Some 70,000 teachers in the southern Mexican state of Oaxaca suspended classes on Feb. 14 to participate in rallies in Oaxaca city and other cities; the rallies were organized by Section 22 of the National Union of Education Workers (SNTE) and supported by members of the leftist Popular Assembly of the Peoples of Oaxaca (APPO). The strikers called on the national union to expedite internal elections and demanded that the government drop charges against teachers and others for their participation in five months of militant strikes and protests in 2006. Section 22 members also protested efforts by another SNTE local, Section 59, to take over some Oaxaca schools. Oaxaca governor Ulises Ruiz Ortiz discounted the possibility that the 2006 social conflict would be renewed. The state government and Section 22 were now handling disputes through a "permanent dialogue," he said. (La Jornada, Feb. 16)

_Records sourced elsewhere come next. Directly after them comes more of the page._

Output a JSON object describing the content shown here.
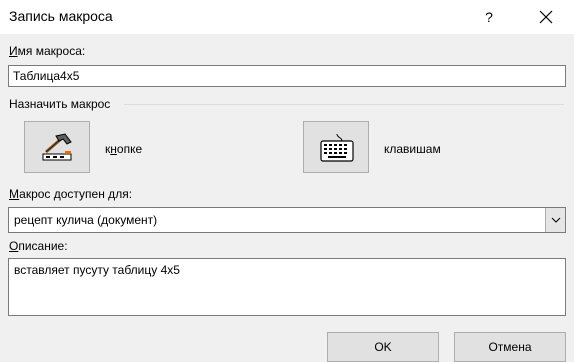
{
  "dialog": {
    "title": "Запись макроса",
    "help_label": "?",
    "macro_name": {
      "label_accel": "И",
      "label_rest": "мя макроса:",
      "value": "Таблица4х5"
    },
    "assign": {
      "label": "Назначить макрос",
      "button_label_accel": "н",
      "button_label_start": "к",
      "button_label_rest": "опке",
      "keyboard_label": "клавишам",
      "button_icon": "hammer-icon",
      "keyboard_icon": "keyboard-icon"
    },
    "store_in": {
      "label_accel": "М",
      "label_rest": "акрос доступен для:",
      "selected": "рецепт кулича (документ)"
    },
    "description": {
      "label_accel": "О",
      "label_rest": "писание:",
      "value": "вставляет пусуту таблицу 4х5"
    },
    "buttons": {
      "ok": "OK",
      "cancel": "Отмена"
    },
    "colors": {
      "background": "#f0f0f0",
      "titlebar": "#ffffff",
      "button_face": "#e1e1e1",
      "border": "#adadad"
    }
  }
}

Peru: Colina death squad used techniques from SOA curriculum

Techniques that Peruvian military officers learned at the Georgia-based US Army School of the Americas were used in massacres carried out by the Colina Group paramilitary commando in the early 1990s, several former Colina members have confirmed at the trial of ex-president Alberto Fujimori (1990-2000). Fujimori is accused of ordering or approving a number of human rights violations during his administration, including the deaths of 25 people at Barrios Altos in 1991 and at La Cantuta University in 1992 in operations by the Colina Group. The techniques said to come from SOA manuals and classes included the use of clandestine graves and lime to bury the victims. According to the newspaper La Primera, the military officers who organized Peru's commandos and the counterinsurgent "dirty war" were trained at SOA, now known as the Western Hemisphere Institute for Security Cooperation (WHINSEC). (Prensa Latina, Feb. 8)

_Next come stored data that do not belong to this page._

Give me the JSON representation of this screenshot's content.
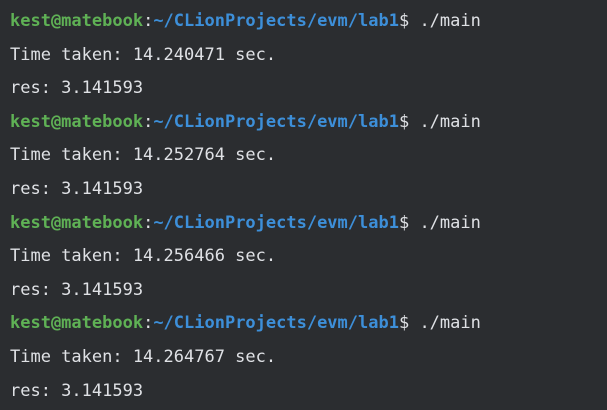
{
  "terminal": {
    "runs": [
      {
        "prompt": {
          "user_host": "kest@matebook",
          "colon": ":",
          "path": "~/CLionProjects/evm/lab1",
          "symbol": "$",
          "command": " ./main"
        },
        "time_line": "Time taken: 14.240471 sec.",
        "res_line": "res: 3.141593"
      },
      {
        "prompt": {
          "user_host": "kest@matebook",
          "colon": ":",
          "path": "~/CLionProjects/evm/lab1",
          "symbol": "$",
          "command": " ./main"
        },
        "time_line": "Time taken: 14.252764 sec.",
        "res_line": "res: 3.141593"
      },
      {
        "prompt": {
          "user_host": "kest@matebook",
          "colon": ":",
          "path": "~/CLionProjects/evm/lab1",
          "symbol": "$",
          "command": " ./main"
        },
        "time_line": "Time taken: 14.256466 sec.",
        "res_line": "res: 3.141593"
      },
      {
        "prompt": {
          "user_host": "kest@matebook",
          "colon": ":",
          "path": "~/CLionProjects/evm/lab1",
          "symbol": "$",
          "command": " ./main"
        },
        "time_line": "Time taken: 14.264767 sec.",
        "res_line": "res: 3.141593"
      }
    ]
  },
  "colors": {
    "background": "#2b2d30",
    "user_host": "#5fb155",
    "path": "#3d8fd9",
    "text": "#dfe1e5"
  }
}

Iran to join Central Asia nuclear-free zone?

Iran's President Mahmoud Ahmadinejad met with Tajikistan's President Emomali Rakhmon in the Tajik capital Dushanbe Feb. 13, where the leaders of the two Persian-speaking countries issued a joint statement saying they stand for a world without nuclear arms and support creation of nuclear-free zones. They also said they regard peaceful use of nuclear power as the legal right of every country. Tajikistan has been part of a Central Asian Nuclear-Free Zone since 2006.